The accumulation conveyors sit at the shrink wrapper exit and absorb sudden surges in flow. They act as a buffer, so the merge and inspection stages downstream always receive a smooth, manageable stream instead of bursts.
Why does the x-ray station need a single file?
The x-ray unit scans each product individually for foreign objects. Two products arriving together cannot be read reliably, and uneven spacing causes false rejects or missed defects. A clean single file with even spacing is what makes the inspection accurate.
Why is hygienic design so important here?
This is a food line, so every surface must be cleanable and resistant to residue. Stainless steel structures, closed-surface belts, and food-grade plastics prevent product debris from building up and keep the line compliant with food safety requirements.
How is product damage avoided during the 2-to-1 transition?
Damage is avoided by separating the steps. The flow is buffered, then the spacing between products is opened gradually, and only then are the two lanes combined without back pressure.
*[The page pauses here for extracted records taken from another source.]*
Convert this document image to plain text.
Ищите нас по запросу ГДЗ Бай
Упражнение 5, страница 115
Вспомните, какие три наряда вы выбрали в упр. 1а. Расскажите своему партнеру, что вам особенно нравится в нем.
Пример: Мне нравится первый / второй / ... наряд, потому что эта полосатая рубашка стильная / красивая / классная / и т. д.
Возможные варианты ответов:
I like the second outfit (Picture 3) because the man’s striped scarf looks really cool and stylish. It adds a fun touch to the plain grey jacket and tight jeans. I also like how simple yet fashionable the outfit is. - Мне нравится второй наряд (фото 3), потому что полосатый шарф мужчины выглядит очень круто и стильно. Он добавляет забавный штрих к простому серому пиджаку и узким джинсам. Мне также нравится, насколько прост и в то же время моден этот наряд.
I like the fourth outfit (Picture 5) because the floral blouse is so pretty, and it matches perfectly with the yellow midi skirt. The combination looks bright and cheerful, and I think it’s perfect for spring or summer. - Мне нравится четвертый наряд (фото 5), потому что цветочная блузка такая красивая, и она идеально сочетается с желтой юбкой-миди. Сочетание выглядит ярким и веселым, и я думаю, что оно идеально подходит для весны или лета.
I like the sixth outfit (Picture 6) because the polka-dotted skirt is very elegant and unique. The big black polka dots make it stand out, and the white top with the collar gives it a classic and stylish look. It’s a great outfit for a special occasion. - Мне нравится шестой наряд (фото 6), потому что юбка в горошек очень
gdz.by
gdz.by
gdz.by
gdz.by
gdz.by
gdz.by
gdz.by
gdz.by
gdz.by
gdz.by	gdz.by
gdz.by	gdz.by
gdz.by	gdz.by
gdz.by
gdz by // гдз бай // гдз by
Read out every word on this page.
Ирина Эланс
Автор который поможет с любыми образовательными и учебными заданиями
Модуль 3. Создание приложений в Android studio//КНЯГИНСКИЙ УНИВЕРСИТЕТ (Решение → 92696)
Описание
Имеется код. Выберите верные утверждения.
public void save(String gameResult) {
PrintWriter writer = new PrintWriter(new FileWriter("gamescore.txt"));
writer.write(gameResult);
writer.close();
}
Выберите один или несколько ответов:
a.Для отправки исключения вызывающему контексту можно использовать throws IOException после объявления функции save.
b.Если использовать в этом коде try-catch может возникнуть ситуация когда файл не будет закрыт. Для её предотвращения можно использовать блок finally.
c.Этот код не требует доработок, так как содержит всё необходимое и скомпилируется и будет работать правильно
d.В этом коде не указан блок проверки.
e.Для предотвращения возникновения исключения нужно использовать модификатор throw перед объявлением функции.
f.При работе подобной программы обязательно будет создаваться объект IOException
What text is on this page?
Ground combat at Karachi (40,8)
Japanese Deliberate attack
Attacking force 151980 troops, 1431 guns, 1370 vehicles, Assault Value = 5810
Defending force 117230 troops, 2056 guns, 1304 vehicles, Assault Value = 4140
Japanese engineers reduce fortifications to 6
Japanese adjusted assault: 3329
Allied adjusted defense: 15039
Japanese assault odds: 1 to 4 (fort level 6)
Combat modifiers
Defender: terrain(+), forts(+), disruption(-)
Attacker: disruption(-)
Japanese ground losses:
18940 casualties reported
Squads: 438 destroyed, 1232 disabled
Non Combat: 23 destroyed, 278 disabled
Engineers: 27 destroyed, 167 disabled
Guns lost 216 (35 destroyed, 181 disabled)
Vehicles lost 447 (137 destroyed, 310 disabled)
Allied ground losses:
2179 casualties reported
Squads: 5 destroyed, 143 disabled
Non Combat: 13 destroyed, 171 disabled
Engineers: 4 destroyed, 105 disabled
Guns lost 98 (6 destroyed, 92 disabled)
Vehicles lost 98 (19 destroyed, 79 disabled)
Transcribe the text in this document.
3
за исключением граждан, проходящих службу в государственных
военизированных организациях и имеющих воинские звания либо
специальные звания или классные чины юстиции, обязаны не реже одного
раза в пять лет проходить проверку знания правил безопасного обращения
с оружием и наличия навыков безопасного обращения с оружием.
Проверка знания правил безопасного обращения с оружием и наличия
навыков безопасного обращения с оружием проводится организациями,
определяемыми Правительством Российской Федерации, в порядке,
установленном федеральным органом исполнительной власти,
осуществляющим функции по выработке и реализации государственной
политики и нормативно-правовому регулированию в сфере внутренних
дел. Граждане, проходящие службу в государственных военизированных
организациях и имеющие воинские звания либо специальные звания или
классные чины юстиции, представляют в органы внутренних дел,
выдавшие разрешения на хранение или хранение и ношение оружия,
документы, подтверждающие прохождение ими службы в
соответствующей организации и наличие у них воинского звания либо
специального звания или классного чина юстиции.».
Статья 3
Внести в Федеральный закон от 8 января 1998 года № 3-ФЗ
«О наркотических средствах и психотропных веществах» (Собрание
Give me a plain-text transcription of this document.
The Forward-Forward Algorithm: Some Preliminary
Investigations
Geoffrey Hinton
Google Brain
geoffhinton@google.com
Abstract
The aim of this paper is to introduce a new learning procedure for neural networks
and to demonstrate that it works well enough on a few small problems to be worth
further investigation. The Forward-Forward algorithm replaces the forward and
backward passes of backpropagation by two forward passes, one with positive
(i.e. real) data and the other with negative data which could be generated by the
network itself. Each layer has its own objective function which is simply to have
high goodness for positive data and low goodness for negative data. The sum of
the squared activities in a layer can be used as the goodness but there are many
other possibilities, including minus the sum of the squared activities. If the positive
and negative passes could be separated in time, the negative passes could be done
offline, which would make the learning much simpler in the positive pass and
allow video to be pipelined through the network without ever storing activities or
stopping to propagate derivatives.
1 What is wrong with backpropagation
Each cup enters the single file on its own rather than being pushed.
9. Conclusion
Turning two lanes into one before an x-ray check looks like a finishing touch. In practice it is one of the points where a packaging line is most likely to fail. Collisions, jams, and uneven feeds all gather at this transition.
The way to solve it is to stop seeing it as a single conveyor and start seeing it as a flow. Buffer the surge, open the spacing, merge without pressure, and present a clean single file. Each stage prepares the product for the next, and the belt surface keeps it upright the whole way.
Done as a system, the transition disappears as a problem. The cups arrive at the x-ray feed evenly spaced and undamaged, the inspection reads them cleanly, and the line holds its rated speed through to the end. That stability is the real product of good end-of-line engineering.